Kulturszene

150 Jahre Münchner Widerstand gegen den §218 – Ausstellung im Farbenladen

„Es ist erschreckend, wie wenig sich doch getan hat über die Jahre“, sagt eine Besucherin der Ausstellung „Der §218 StGB. Kollektiver Widerstand – damals und heute“ die diesen Dezember im Feierwerk Farbenladen stattfindet. Die Ausstellung zeigt, wie Münchner Frauenrechtler*innen und Feminist*innen in den letzten 150 Jahren für das Recht auf körperliche Selbstbestimmung kämpften. Veranstaltet wird sie von der Antisexistischen Aktion München (asam) und unserer Fachinformationsstelle Rechtsextremismus München (firm), die euch hier ein paar Einblicke in die Ausstellung rund um die Widerstandsbewegung zum Paragraf 218 gibt.

Der §218 StGB. Kollektiver Widerstand – damals und heute

Den Einstieg zur Ausstellung macht ein von der Decke hängendes, beidseitig beklebtes Schild. Auf der einen Seite ist der Wortlaut des Paragrafen 218 StGB aus dem Jahr 1871 zu lesen, auf der anderen ist er in seiner heutigen Form zu sehen. Die Organisator*innen der Ausstellung machen damit gleich zu Beginn deutlich, dass sich die Situation ungewollt Schwangerer trotz der teils vehement geführten Kämpfe, nicht maßgeblich verbessert hat.

So haben sich zwar Formulierungen geändert, der Paragraf 218 StGB wurde hie und da reformiert, doch die Rahmenbedingungen sind weitestgehend gleich geblieben: Schwangerschaftsabbruch ist in Deutschland weiterhin rechtswidrig und wird nur unter bestimmten Voraussetzungen nicht strafrechtlich verfolgt. Es ist dieser Zustand, gegen den Aktivist*innen seit 150 Jahren auf die Straße gehen oder sich in Parlamenten und vor Gericht gegen die Kriminalisierung stellen.

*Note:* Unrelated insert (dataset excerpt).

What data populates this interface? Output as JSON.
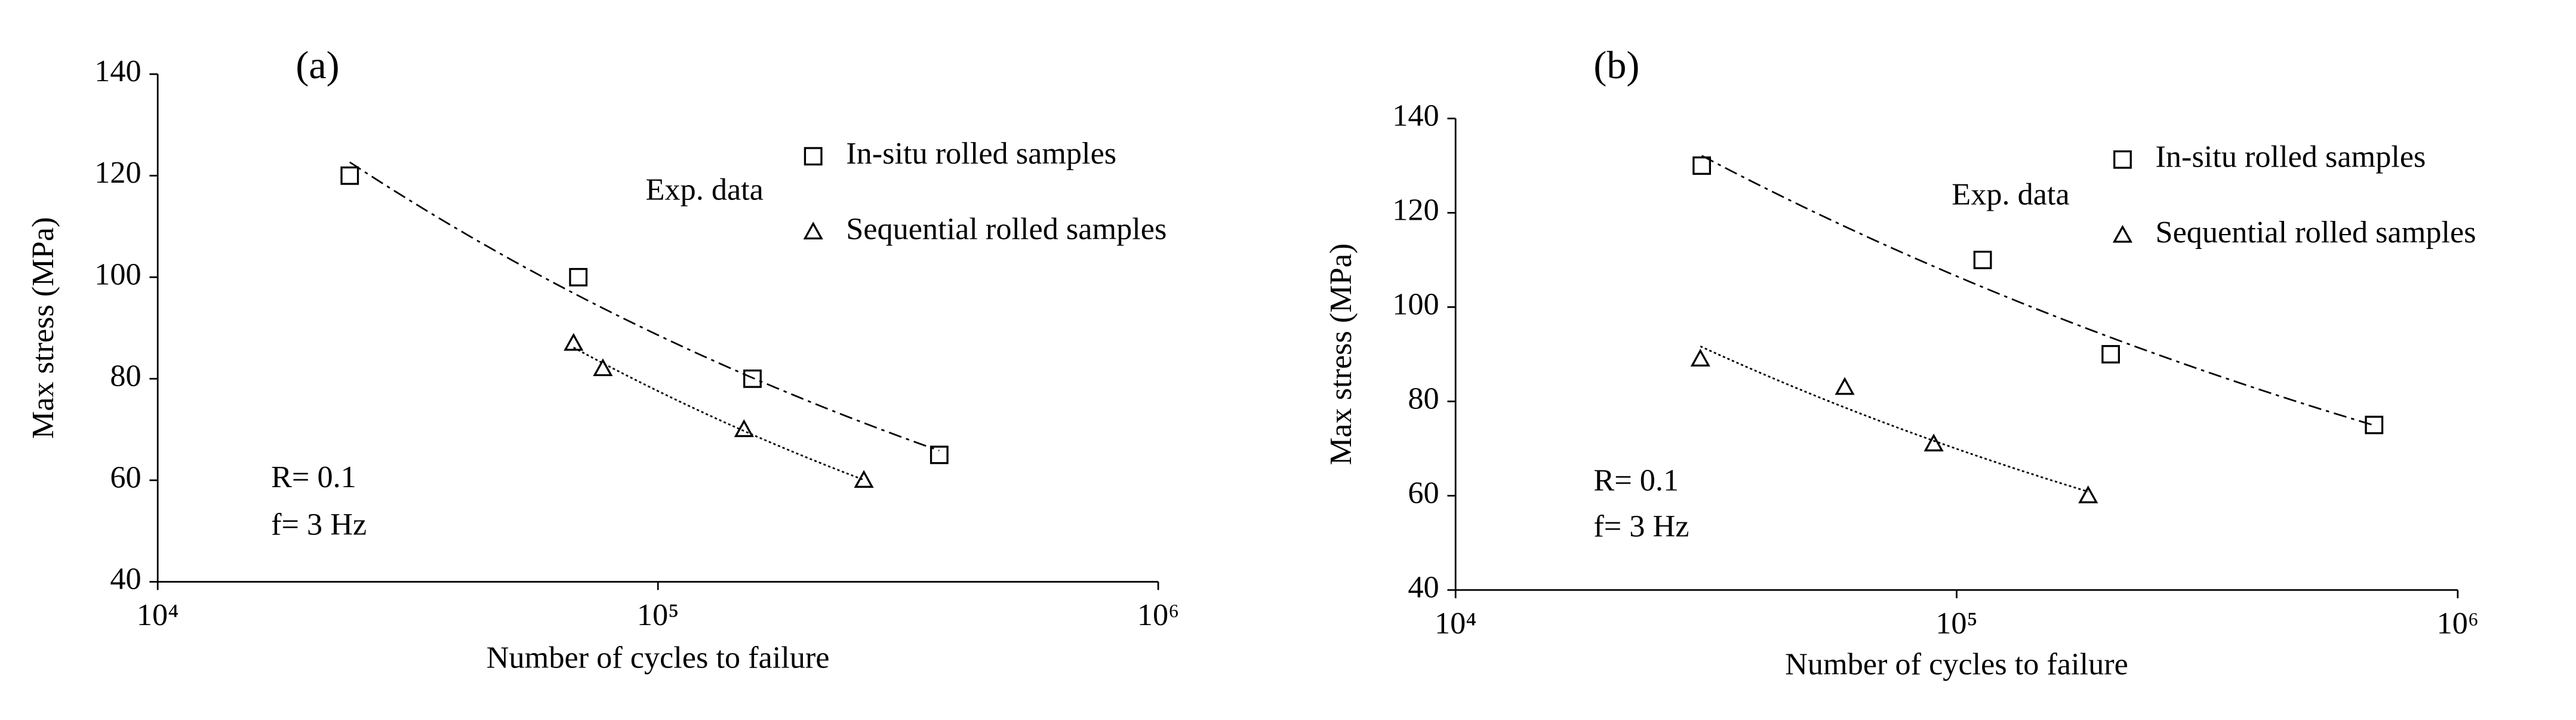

“Ob Kinder oder keine, entscheiden wir alleine!“

Mit alten Plakaten, Flyern und Bildern macht die Ausstellung diesen jahrzehntelangen Protest erlebbar. Pappschilder mit der Parole „Ob Kinder oder keine, entscheiden wir alleine“ erinnern an einen Tag im Jahr 1971 als rund 3.000 Münchner*innen für die Streichung von Paragraf 218 auf die Straße gingen. In alten Ausgaben der Westend Nachrichten können Besucher*innen mehr über die Aktivitäten selbsternannter „Lebensschützer*innen“ und den Protest dagegen lesen. Seit den 2000er Jahren sind es immer wieder antifaschistische und feministische Gruppen bzw. Bündnisse, die zu Protesten gegen „1000-Kreuze-Märsche“ und andere Aktionen radikaler Abtreibungsgegner*innen in München mobilisieren.

Alle Exponate und Installationen sind mit Beschreibungstexten versehen, welche die Aktivitäten der jeweiligen Jahre beschreiben und einordnen. So heißt es z. B. im Text zum Jahr 2008, dass „unter den Demonstrierenden, die gegen den “1000-Kreuze-Marsch” auf die Straße gehen, auch drei wandelnde Kondome sind. Der Münchner Polizei geht das zu weit und sie erteilt den drei Präservativen kurzerhand Platzverweise.“

Der rote Faden

Feminist*innen, die in München gegen den Abtreibungsparagrafen und selbsternannte “Lebensschützer*innen” protestieren, brauchen ein dickes Fell. Denn wie ein roter Faden zieht sich das Thema Polizeigewalt durch die vielen Jahre der Proteste. Sei es bei den Gebetsmärschen oder größeren Protesten z. B. gegen den “Marsch fürs Leben“: Immer wieder kommt es zu physischer und psychischer Gewalt in Form von sexistischen Kommentaren oder Gewalt in Form von Pfefferspray und Schlagstockeinsatz durch die Beamt*innen.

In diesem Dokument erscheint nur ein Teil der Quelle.